8/9/15

LÍNEA 1

Tengo un amigo que cuando camina abraza a los árboles.
Dice que es como cuando alguien te cuenta sus tristezas.
Tú, por ser oídos, guardas parte de esa melancolía.
«Con los árboles es lo mismo», dice.
Los abraza para pegarles todas tus manchas negras, creo.
Por eso siempre elige árboles centenarios, fuertes. Como castaños o chopos para que aguanten toda su pena arrastrada hasta el encuentro.
Y mientras me cuenta esto yo pienso en que ya no se envían cartas, que ya no existen los sellos. Que la gente no silba por la calle, y el que lo hace está majara.
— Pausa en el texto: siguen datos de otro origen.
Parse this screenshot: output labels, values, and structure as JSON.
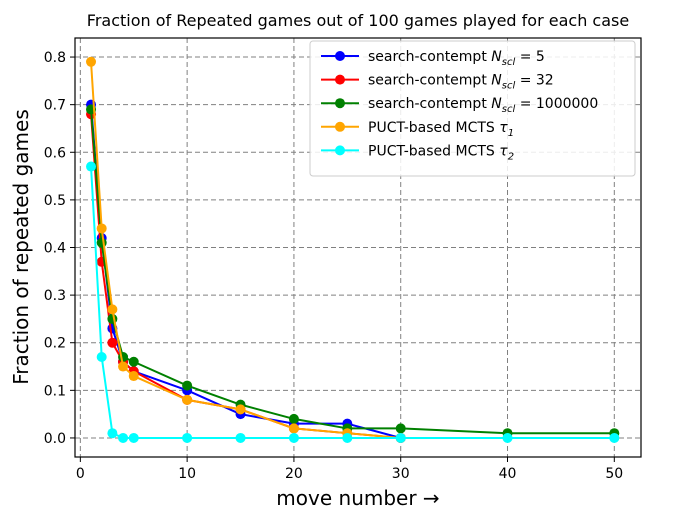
{
  "chart_data": {
    "type": "line",
    "title": "Fraction of Repeated games out of 100 games played for each case",
    "xlabel": "move number →",
    "ylabel": "Fraction of repeated games",
    "xlim": [
      -0.5,
      52.5
    ],
    "ylim": [
      -0.04,
      0.84
    ],
    "xticks": [
      0,
      10,
      20,
      30,
      40,
      50
    ],
    "yticks": [
      0.0,
      0.1,
      0.2,
      0.3,
      0.4,
      0.5,
      0.6,
      0.7,
      0.8
    ],
    "ytick_labels": [
      "0.0",
      "0.1",
      "0.2",
      "0.3",
      "0.4",
      "0.5",
      "0.6",
      "0.7",
      "0.8"
    ],
    "grid": true,
    "legend_position": "top-right",
    "series": [
      {
        "name": "search-contempt N_scl = 5",
        "label_main": "search-contempt ",
        "label_var": "N",
        "label_sub": "scl",
        "label_rest": " = 5",
        "color": "#0000ff",
        "x": [
          1,
          2,
          3,
          4,
          5,
          10,
          15,
          20,
          25,
          30
        ],
        "y": [
          0.7,
          0.42,
          0.23,
          0.16,
          0.14,
          0.1,
          0.05,
          0.03,
          0.03,
          0.0
        ]
      },
      {
        "name": "search-contempt N_scl = 32",
        "label_main": "search-contempt ",
        "label_var": "N",
        "label_sub": "scl",
        "label_rest": " = 32",
        "color": "#ff0000",
        "x": [
          1,
          2,
          3,
          4,
          5,
          10,
          15,
          20,
          25,
          30
        ],
        "y": [
          0.68,
          0.37,
          0.2,
          0.16,
          0.14,
          0.08,
          0.06,
          0.02,
          0.01,
          0.0
        ]
      },
      {
        "name": "search-contempt N_scl = 1000000",
        "label_main": "search-contempt ",
        "label_var": "N",
        "label_sub": "scl",
        "label_rest": " = 1000000",
        "color": "#008000",
        "x": [
          1,
          2,
          3,
          4,
          5,
          10,
          15,
          20,
          25,
          30,
          40,
          50
        ],
        "y": [
          0.69,
          0.41,
          0.25,
          0.17,
          0.16,
          0.11,
          0.07,
          0.04,
          0.02,
          0.02,
          0.01,
          0.01
        ]
      },
      {
        "name": "PUCT-based MCTS τ1",
        "label_main": "PUCT-based MCTS ",
        "label_var": "τ",
        "label_sub": "1",
        "label_rest": "",
        "color": "#ffa500",
        "x": [
          1,
          2,
          3,
          4,
          5,
          10,
          15,
          20,
          25,
          30
        ],
        "y": [
          0.79,
          0.44,
          0.27,
          0.15,
          0.13,
          0.08,
          0.06,
          0.02,
          0.01,
          0.0
        ]
      },
      {
        "name": "PUCT-based MCTS τ2",
        "label_main": "PUCT-based MCTS ",
        "label_var": "τ",
        "label_sub": "2",
        "label_rest": "",
        "color": "#00ffff",
        "x": [
          1,
          2,
          3,
          4,
          5,
          10,
          15,
          20,
          25,
          30,
          40,
          50
        ],
        "y": [
          0.57,
          0.17,
          0.01,
          0.0,
          0.0,
          0.0,
          0.0,
          0.0,
          0.0,
          0.0,
          0.0,
          0.0
        ]
      }
    ]
  }
}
Yo sigo mirando los pies por la calle y las pestañas de la gente cuando mira a su móvil-por la calle, por la acera, en los bares, con sus amigos, en el trabajo, en la cama, cuando abraza-
Oteo la suciedad en las paredes y cristales de los vagones y me pregunto cómo habrá llegado hasta ahí y pienso después, al alejarme, que si no hubiera sido por la suciedad no me habría fijado en esas paredes y cristales.
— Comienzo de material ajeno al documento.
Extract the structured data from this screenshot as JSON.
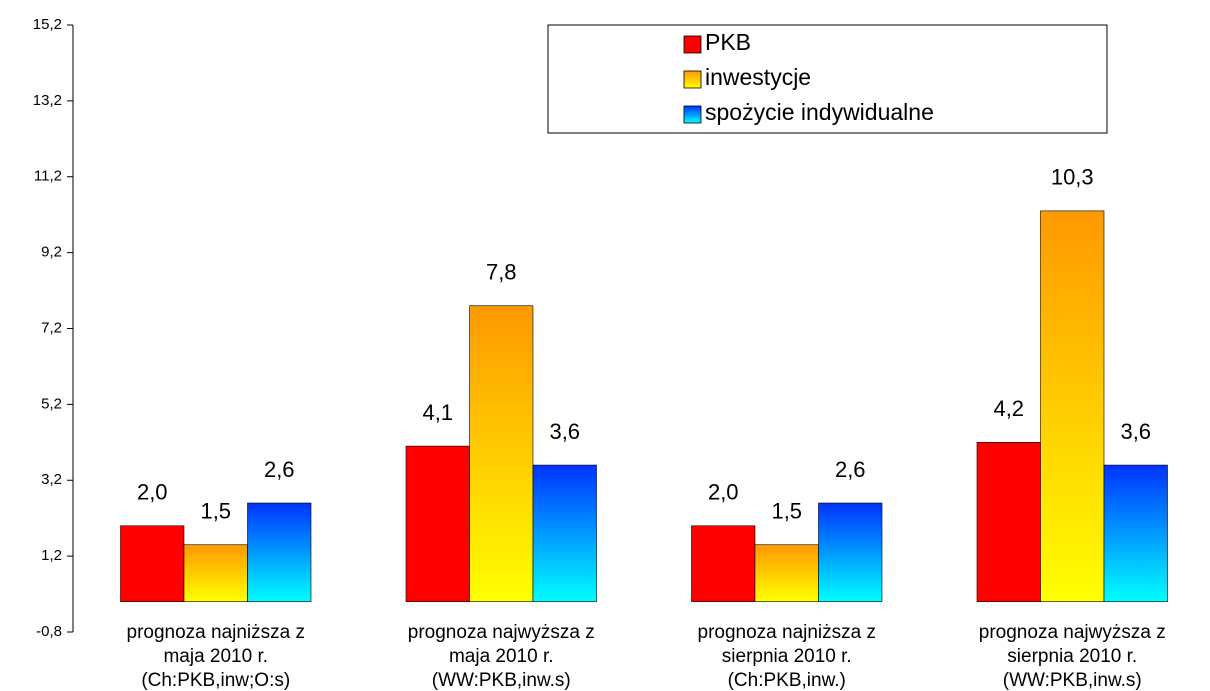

Una chica entra llorando: «¿Tienes un kleenex?»
-Claro- le sonrío.
No me lo agradece y me mira mal. Lleva un moño lleno de malas ideas y un pantalón adornado con la ceniza del cigarro que se acaba de encender en el vagón. Quiere demostrar que ella es libre, pero no hay peor atadura que tener que demostrar siempre lo que no eres.

Abro el libro «Soy yo, Edichka» de Limonov y pienso que yo también querría ser un poeta exiliado- no por lo de exiliado sino por lo de poeta vilipendiado que llora whisky cada noche- y que hay demasiados escritores, eso también lo pienso- no porque haya demasiados sino porque no me dará tiempo a leer todo- y entonces me dan ganas de salir corriendo a buscar un árbol, uno fuerte y que me rompa en dos, como si fuera una de esas ramas que le cuelgan, de un abrazo.